New York as Hellscape

The opening imagery of Taxi Driver situates the viewer in a hellish setting, smoke billowing through the dark streets and red light illuminating Travis's face as he drives through midtown. The perilous and dark imagery turns Manhattan into a hellscape, and foreshadows that dark and disturbing events are likely to take place. Slowly cutting a path through the thick steam rising from the ground is a yellow cab. Travis moves through this landscape as if wandering through the underworld. The lights of the facades in Times Square are stark and often red, and the lights of the brothel where the climactic fight takes place are dim and brownish red, with an abundance of candles burning in Iris's room. The hellish atmosphere leads us to wonder whether Travis is a demon or a redemptive angel.

The Empty Hallway

After their second disastrous date, Travis calls Betsy and delivers a rambling, desperate monologue explaining his behavior and begging in vain for a second chance. As he apologizes into the payphone, realizing that he’s not going to get another chance to make up for his mistake, the camera steadily pans away from Travis and lingers on a long, empty hallway. The imagery of the empty hall symbolizes the loneliness that Travis feels not only at this moment of rejection, but also existentially in his life at large.

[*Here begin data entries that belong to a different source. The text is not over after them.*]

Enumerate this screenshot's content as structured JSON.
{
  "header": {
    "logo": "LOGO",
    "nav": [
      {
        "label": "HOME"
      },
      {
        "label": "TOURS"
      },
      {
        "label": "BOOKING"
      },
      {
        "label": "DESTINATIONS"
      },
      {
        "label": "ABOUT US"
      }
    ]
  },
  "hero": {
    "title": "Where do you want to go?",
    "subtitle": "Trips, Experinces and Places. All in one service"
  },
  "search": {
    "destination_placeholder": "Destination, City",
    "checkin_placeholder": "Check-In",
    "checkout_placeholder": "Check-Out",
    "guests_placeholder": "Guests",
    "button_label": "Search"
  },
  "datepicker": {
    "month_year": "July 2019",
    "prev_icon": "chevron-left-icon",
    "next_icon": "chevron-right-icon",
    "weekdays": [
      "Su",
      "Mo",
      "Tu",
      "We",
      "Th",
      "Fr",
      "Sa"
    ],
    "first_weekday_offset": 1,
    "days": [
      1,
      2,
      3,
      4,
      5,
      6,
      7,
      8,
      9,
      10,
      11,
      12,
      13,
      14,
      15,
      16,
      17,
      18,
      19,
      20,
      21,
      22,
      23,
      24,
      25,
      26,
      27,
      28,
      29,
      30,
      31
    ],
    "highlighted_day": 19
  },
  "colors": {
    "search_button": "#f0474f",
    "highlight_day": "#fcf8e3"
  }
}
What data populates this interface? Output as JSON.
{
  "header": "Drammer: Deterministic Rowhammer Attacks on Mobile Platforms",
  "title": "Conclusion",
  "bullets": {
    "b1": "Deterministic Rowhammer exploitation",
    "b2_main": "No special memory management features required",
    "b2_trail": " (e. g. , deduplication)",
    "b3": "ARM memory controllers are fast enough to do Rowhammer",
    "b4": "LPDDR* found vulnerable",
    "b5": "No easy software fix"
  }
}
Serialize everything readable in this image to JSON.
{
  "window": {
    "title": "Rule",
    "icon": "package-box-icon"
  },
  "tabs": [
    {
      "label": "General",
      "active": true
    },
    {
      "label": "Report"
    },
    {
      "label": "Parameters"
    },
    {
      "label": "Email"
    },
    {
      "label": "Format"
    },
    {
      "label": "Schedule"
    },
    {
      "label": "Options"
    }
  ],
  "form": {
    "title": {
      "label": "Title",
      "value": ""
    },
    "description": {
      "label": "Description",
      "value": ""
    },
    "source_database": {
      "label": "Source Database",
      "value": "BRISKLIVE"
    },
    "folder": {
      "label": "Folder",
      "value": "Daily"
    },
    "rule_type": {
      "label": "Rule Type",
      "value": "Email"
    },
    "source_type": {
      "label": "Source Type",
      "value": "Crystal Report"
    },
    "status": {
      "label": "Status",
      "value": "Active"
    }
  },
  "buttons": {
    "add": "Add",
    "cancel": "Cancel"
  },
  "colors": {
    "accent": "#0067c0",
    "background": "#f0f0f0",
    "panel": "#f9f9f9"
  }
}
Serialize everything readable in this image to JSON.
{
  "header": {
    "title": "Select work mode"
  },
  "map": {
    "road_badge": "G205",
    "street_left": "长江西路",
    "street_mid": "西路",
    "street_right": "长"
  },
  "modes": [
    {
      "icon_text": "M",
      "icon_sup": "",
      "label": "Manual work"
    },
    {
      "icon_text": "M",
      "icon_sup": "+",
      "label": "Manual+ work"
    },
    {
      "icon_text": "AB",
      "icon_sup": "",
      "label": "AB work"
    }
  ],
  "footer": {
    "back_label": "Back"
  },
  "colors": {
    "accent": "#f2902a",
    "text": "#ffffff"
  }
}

The image of an empty hallway recurs as the setting for Travis's violent rescue of Iris. When Travis first enters the brothel, he walks down a long dark hallway towards his task, shooting a man, and getting shot himself in the neck by Sport. Again, the hallway represents Travis's loneliness, but inside the brothel it takes on a second connotation as well: the dark corridor, and the violence that waits for him at the end, are Travis's fate: the inevitable dark end of his self-righteous isolation.

Fizzy Bubbles

A fascinating bit of imagery is the tightly shot image of an Alka-Seltzer tablet bubbling and fizzing in Travis's glass of water. Inside the diner, as Travis sits with his fellow cabbies, the camera takes Travis's perspective as it moves in closer to the bubbling water and the conversation taking place around him is drowned out by the fizzing sound. The fizzing of the water represents Travis in his own self-imposed bubble. His consciousness, like the water, is starting to fizz, drowning out all external stimuli and bubbling over percussively.

Reflections

Travis looks at his own reflection as he practices his quick draw and rehearses an imagined attack against a dangerous assailant. Alone in his apartment, Travis enacts the alienation he feels on a daily basis, and explicates his persistent expectation that he is on the brink of being attacked. Travis does not choose a fake target, but looks at himself in mirror image; he is at once the attacked and the attacker. This becomes a potent image in the film, because it communicates that Travis is unable to distinguish between his external reality and his internal demons. He is simultaneously disappointed and disgusted by the world, and also a complicit offender himself. This splitting of Travis's identity as represented by his confrontation with his mirror image confirms his deteriorating grasp of reality.

The Mohawk

In 1976, the mohawk hairstyle was an incredibly shocking piece of imagery, signaling both an anarchist punk impulse, a traditional Native American hairstyle, and a symbol of the American military in Vietnam. Indeed, Scorsese was inspired to incorporate the hairstyle into the film after talking to a friend who had fought in Vietnam and told him that soldiers often sported the haircut before making a kill.

When Travis's mohawk is revealed at the Palantine rally, the audience sees the extent to which he has excused himself from mainstream society, and explicates his intentions to "go in for the kill."